The obstacles to scaling up humanoids
Vision vs. Current Reality
- One camp argues the “vision” is a single general-purpose robot that can do thousands of tasks at ~80% of a bespoke machine, yielding huge economies of scale and easy redeployment.
- Critics counter that current humanoids are “worse than humans on every metric”: clumsy, slow, low dexterity, unable to do simple real-world tasks like making a sandwich without heavy staging.
- Many see current marketing and pricing (hundreds of thousands per unit) as wildly out of line with demonstrated capability.
Humanoid Form Factor Debate
- Pro-humanoid side: the world is built for human shape—stairs, doors, tools, cars, cramped kitchens—so a human-like body best exploits existing environments and human tools, and avoids redesigning infrastructure.
- Skeptics: much work is better served by wheeled platforms, fixed arms, AGVs, dishwashers, etc. For factories and warehouses, “robot arm on a mobile base” or other non-humanoid bodies may be simpler, safer, and more efficient.

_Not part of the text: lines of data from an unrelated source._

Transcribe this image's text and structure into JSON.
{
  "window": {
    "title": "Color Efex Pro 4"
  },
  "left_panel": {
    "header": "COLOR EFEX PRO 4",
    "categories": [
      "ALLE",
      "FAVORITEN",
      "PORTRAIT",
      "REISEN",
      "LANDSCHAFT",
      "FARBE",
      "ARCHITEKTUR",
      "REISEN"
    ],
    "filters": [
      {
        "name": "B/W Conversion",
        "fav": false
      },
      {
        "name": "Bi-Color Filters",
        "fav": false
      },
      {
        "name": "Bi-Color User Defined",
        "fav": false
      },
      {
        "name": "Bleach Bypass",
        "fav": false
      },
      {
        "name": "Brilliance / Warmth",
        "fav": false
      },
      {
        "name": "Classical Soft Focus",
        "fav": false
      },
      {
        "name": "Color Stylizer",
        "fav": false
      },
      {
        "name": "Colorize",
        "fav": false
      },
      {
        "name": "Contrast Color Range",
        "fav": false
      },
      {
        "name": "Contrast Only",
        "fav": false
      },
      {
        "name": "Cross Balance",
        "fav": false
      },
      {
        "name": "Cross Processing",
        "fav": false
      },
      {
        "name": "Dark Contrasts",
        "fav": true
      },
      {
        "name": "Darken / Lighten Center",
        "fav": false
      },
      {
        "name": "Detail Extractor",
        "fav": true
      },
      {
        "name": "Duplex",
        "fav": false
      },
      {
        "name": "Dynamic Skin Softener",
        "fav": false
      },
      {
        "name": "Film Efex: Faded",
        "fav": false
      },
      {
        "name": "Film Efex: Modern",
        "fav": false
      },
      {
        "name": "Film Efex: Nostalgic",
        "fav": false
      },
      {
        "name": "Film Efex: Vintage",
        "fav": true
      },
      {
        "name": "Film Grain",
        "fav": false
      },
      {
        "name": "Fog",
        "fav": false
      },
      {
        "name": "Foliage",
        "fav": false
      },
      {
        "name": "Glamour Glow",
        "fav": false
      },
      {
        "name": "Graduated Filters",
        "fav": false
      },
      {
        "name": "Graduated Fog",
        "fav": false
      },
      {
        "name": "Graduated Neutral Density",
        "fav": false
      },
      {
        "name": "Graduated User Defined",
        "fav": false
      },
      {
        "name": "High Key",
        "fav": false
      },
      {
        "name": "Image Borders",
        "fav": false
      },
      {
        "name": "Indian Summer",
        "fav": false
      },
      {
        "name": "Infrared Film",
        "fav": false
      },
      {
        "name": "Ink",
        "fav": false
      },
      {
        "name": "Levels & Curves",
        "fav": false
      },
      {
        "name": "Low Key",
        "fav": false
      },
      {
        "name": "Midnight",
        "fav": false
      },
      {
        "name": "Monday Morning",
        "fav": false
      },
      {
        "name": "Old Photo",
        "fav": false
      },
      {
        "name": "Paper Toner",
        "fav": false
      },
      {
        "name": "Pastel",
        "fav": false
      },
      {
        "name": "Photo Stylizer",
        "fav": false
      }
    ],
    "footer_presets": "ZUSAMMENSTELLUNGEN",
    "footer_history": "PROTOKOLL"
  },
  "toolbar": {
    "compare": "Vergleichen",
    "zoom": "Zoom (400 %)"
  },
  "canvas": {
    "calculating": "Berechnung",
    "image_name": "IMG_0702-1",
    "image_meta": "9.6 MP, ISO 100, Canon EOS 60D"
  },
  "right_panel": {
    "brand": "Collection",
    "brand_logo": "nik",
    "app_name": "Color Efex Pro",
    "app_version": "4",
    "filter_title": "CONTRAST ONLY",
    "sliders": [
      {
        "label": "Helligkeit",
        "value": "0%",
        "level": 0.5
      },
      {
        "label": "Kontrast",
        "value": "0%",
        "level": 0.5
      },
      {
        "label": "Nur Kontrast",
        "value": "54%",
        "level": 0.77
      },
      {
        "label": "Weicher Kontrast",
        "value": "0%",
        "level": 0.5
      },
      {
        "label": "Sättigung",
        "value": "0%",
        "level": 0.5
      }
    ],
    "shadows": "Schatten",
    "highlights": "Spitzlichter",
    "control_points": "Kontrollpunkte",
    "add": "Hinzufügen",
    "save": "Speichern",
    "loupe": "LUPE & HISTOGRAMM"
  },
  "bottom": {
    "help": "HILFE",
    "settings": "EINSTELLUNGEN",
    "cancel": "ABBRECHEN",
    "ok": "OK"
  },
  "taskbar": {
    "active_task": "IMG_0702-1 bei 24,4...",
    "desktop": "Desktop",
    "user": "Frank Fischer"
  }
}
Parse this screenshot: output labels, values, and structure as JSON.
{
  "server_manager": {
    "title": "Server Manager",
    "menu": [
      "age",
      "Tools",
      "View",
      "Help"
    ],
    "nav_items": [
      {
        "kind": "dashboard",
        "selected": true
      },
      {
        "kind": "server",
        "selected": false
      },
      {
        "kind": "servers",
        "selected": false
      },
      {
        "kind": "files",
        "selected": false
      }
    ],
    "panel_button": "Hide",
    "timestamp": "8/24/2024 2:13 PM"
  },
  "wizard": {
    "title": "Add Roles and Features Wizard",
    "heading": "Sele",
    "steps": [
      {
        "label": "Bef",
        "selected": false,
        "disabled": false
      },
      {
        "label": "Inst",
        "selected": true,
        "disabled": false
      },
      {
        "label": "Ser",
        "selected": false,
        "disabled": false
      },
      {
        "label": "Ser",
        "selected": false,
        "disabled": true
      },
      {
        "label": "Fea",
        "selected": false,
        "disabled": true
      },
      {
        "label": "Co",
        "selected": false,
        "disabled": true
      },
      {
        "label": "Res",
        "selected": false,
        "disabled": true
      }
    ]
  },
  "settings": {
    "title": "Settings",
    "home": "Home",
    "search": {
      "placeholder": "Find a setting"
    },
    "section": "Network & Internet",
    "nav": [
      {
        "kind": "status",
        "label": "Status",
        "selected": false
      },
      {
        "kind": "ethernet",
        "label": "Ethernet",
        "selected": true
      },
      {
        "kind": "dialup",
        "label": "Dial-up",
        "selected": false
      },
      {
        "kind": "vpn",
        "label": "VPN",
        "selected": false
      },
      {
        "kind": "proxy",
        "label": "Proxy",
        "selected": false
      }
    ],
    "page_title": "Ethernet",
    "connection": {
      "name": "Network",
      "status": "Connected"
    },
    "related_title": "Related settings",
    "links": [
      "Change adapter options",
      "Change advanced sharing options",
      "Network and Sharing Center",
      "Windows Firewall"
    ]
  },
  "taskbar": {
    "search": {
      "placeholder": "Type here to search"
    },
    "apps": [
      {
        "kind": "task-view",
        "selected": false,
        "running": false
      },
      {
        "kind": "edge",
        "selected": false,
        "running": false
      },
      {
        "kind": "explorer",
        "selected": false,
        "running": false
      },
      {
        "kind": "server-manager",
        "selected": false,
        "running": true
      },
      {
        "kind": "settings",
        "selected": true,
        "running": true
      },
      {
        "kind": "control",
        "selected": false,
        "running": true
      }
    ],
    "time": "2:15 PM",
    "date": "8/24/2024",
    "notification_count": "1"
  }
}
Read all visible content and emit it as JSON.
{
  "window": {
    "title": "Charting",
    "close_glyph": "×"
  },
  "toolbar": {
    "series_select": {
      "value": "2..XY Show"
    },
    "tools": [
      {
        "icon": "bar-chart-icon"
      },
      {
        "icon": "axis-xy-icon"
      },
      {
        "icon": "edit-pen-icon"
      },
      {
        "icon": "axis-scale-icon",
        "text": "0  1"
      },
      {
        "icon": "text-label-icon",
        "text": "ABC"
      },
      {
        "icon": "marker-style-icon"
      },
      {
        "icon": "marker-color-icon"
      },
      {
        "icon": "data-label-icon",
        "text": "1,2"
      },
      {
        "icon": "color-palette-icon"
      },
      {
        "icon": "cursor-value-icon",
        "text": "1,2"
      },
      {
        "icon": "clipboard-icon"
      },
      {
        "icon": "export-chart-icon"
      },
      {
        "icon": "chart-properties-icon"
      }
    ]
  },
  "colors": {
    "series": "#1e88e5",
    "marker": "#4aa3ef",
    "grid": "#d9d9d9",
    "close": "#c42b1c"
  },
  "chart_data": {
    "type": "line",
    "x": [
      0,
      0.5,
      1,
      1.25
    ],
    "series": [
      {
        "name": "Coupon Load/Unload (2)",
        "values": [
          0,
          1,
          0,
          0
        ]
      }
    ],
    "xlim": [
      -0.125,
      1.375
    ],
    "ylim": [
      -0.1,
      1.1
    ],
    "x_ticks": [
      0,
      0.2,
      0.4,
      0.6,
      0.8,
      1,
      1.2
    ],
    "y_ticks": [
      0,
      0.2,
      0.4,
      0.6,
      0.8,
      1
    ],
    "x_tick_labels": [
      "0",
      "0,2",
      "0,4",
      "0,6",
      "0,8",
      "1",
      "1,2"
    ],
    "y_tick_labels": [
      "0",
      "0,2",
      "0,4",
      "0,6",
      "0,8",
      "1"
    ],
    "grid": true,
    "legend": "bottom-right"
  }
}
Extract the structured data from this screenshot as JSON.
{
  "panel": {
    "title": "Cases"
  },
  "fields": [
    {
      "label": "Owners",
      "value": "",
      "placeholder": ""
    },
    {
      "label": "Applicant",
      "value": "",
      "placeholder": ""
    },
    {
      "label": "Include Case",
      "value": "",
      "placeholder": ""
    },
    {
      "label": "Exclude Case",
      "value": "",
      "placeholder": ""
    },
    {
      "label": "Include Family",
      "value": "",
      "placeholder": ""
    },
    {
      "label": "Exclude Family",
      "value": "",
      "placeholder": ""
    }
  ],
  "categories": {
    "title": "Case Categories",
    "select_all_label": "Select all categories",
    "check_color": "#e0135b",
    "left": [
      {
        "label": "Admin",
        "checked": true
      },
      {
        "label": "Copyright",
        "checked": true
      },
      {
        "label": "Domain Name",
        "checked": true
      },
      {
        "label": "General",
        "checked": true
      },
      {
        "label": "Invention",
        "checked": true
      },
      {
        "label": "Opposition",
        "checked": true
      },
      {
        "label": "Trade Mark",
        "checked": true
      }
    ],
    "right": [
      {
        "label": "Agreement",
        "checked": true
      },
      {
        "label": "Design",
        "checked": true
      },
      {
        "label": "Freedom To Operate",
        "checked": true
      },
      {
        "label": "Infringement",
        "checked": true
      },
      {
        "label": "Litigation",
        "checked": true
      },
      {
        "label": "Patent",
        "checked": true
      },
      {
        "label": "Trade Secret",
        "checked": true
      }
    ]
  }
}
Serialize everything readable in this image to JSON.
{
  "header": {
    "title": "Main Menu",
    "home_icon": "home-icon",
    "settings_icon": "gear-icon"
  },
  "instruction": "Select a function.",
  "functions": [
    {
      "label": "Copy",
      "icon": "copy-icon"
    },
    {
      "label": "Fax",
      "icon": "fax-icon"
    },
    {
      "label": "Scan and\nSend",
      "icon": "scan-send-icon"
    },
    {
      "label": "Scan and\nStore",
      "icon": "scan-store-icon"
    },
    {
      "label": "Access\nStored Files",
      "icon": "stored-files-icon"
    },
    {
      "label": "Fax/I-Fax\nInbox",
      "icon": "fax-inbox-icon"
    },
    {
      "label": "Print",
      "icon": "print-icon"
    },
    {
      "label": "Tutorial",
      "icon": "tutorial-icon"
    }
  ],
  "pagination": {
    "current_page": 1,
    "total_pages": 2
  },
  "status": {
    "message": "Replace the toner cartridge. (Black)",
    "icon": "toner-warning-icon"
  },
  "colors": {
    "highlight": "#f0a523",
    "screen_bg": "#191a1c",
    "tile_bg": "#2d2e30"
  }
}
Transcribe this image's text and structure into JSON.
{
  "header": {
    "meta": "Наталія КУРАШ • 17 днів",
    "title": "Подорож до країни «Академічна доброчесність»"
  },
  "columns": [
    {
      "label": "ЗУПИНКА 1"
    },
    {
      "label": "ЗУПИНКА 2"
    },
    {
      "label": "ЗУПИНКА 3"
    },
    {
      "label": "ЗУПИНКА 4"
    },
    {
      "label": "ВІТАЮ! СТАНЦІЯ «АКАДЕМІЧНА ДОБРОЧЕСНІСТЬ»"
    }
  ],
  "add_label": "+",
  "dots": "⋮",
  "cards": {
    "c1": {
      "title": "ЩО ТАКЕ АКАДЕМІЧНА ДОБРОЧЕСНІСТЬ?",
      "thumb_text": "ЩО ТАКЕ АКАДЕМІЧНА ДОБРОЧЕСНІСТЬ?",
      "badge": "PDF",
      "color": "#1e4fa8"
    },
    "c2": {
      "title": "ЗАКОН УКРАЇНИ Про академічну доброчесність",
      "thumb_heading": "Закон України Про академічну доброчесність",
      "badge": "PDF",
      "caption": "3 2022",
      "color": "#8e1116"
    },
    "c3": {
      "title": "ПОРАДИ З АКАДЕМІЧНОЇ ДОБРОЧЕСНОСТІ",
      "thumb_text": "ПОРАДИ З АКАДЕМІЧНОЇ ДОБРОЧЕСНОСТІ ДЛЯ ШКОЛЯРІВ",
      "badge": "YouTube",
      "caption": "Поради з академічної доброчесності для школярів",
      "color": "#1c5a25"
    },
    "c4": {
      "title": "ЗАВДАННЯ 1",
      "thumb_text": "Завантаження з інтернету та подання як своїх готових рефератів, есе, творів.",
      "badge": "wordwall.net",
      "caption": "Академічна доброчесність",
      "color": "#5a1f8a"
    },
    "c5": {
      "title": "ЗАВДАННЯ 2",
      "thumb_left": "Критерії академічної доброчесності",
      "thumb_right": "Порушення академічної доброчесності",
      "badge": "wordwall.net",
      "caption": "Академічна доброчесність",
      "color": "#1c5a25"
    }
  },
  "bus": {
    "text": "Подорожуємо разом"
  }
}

- Some argue that if robots became genuinely useful, environments might adapt to them (e.g., dumbwaiters instead of stairs), weakening the “must be humanoid” premise.
Economics, Wear, and Maintenance
- Several comments note robots must beat low-wage human labor on total cost, not just wage: productivity, lifespan, training, and maintenance dominate.
- Industrial arms today have low wear-and-tear costs relative to labor and are proven in high-throughput settings; humanoids must match or beat that.
- Debate over longevity: some think heavy wear will make humanoids uneconomical; others argue we could engineer very long-lived machines, but market incentives haven’t favored maximal durability.
- Concerns raised about vendor lock-in: the risk that robot suppliers can “turn off” or throttle an entire workforce via software updates.
AI, Software, and Data
- Broad agreement that hardware is improving but that fine motor control, dexterous hands, and robust, general-purpose control software remain major bottlenecks.
- Supporters point to transfer learning and real-world data from teleoperation and industrial tasks as a path to rapid improvement.
- Timelines are contested: some foresee burger-flipping in ~10 years; others see humanoids as comparable in difficulty to or harder than self-driving cars and expect multi-decade horizons.
Safety, Consumers, and Demand
- Industrial safety and liability, especially for unstable bipedal machines, are seen as major hurdles; relevant standards are still emerging.
- Consumer interest in “chore bots” (laundry folding, cleaning) is acknowledged as huge in theory, but reliability, safety, and price must improve dramatically.
- Several conclude that, today, demand is low because no humanoid robot can yet do anything reliably useful at a competitive cost.